Fibrinolysis

Fibrinolysis occurs after coagulation, and is the process where a fibrin clot is broken down.

Physiological fibrinolysis

The main enzyme of fibrinolysis is plasmin. Plasmin cleaves fibrin in multiple locations and acts to dissolve a fibrin clot.

Plasmin is produced in an inactive form, plasminogen, in the liver. Although plasminogen cannot cleave fibrin, it still has an affinity for it, and is incorporated into the clot when it is formed.

Tissue plasminogen activator (tPA) is what converts plasminogen to plasmin. Thus allowing fibrinolysis to occur. This is released into the blood by the cells of the healthy endothelium neighbouring the clot.

tPA cleaves plasminogen, which starts fibrinolysis, though tPA is inhibited by other chemicals in the bloodstream. Alpha-2-antiplasmin, and plasminogen activator inhibitor (PAI) serve to turn off tPA.

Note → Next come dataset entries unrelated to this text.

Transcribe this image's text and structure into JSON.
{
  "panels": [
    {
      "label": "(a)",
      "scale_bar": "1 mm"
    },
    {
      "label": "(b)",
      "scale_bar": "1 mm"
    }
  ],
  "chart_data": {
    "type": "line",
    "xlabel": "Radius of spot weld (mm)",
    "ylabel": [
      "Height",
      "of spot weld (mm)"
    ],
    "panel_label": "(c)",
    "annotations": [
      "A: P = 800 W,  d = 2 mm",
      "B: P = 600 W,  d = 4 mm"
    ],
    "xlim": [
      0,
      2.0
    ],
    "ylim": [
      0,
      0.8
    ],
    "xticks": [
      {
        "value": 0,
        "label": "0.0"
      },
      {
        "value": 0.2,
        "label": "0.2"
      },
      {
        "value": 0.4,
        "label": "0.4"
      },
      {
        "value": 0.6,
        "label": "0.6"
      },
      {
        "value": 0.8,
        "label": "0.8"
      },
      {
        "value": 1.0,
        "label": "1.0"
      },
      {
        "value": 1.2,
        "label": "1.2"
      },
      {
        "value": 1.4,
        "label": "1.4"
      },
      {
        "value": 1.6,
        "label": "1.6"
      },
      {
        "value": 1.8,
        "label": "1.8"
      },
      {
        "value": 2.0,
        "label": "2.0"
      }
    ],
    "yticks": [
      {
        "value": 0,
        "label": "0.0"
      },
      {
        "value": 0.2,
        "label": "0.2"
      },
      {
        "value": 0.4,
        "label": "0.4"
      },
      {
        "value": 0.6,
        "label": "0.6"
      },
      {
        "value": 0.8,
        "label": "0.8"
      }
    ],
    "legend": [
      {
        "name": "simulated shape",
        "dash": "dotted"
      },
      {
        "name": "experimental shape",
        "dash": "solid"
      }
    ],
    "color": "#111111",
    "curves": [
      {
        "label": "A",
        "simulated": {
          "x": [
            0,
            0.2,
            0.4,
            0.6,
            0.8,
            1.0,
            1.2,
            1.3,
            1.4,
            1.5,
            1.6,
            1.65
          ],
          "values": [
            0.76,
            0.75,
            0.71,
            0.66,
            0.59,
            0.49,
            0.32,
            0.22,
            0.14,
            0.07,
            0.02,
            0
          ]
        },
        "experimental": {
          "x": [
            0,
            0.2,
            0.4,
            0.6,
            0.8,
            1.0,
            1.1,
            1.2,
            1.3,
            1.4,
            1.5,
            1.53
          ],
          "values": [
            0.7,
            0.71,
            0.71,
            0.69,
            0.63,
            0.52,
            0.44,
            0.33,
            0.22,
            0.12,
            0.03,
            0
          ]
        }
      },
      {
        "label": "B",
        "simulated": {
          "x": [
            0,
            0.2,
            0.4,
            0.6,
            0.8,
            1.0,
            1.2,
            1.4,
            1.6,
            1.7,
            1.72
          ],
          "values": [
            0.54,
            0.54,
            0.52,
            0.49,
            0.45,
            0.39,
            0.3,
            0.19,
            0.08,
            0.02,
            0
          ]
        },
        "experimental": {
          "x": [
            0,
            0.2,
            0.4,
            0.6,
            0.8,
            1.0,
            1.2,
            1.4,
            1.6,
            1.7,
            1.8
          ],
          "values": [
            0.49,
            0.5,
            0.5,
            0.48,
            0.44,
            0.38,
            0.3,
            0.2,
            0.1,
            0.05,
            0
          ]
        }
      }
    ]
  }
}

When plasmin breaks down fibrin, a number of soluble parts are produced. These are called fibrin degradation products (FDPs). FDPs compete with thrombin, and so slow down the conversion of fibrinogen to fibrin (and thus slows down clot formation). This effect can be seen in the TCT or thrombin clotting time test, which is longer in a person who has recently undergone fibrinolysis.

FDPs, and a specific FDP, the D-dimer, can be measured using antibody-antigen technology. This is more specific than the TCT, and virtually confirms that fibrinolysis has occurred.

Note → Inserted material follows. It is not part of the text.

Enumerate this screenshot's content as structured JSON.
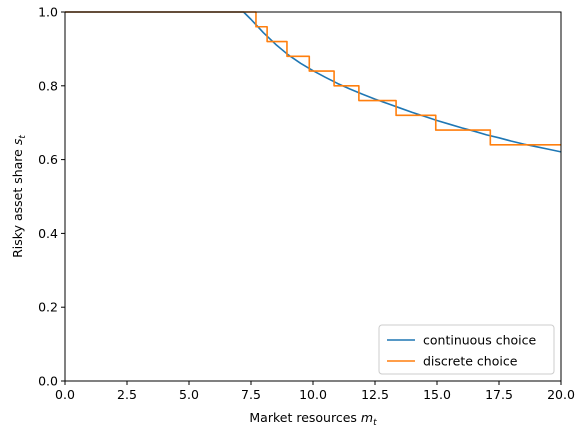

It is important to know if fibrinolysis has recently happened, as this can indicate deep vein thrombosis or a pulmonary embolism.

Treatment using fibrinolysis

Fibrinolytic drugs are given after a heart attack to dissolve the thrombus blocking the coronary artery or in stroke to reperfuse the affected part of the brain. The process is called thrombolysis.

The two main drugs that are used are:

• Streptokinase - produced by alpha-haemolytic Streptococcus species. This is very effective and cheap, though since it is a bacterial product, the body will build up an immunity to it. For this reason, it is usually given only for a person's first heart attack. It binds to plasminogen, forms enzyme complex. Complex catalyzes conversion of plasminogen to active plasmin.
• Recombinant tPA - also very effective, but very expensive. It does not have the immune problems that streptokinase is associated with. It binds to fibrin first, then complex binds plasminogen forming triad.

Other drug:

• Urokinase - synthesized by tubular epithelial cells in human kidney. It directly cleaves circulating plasminogen to plasmin. However, it lacks specificity like streptokinase and expensive.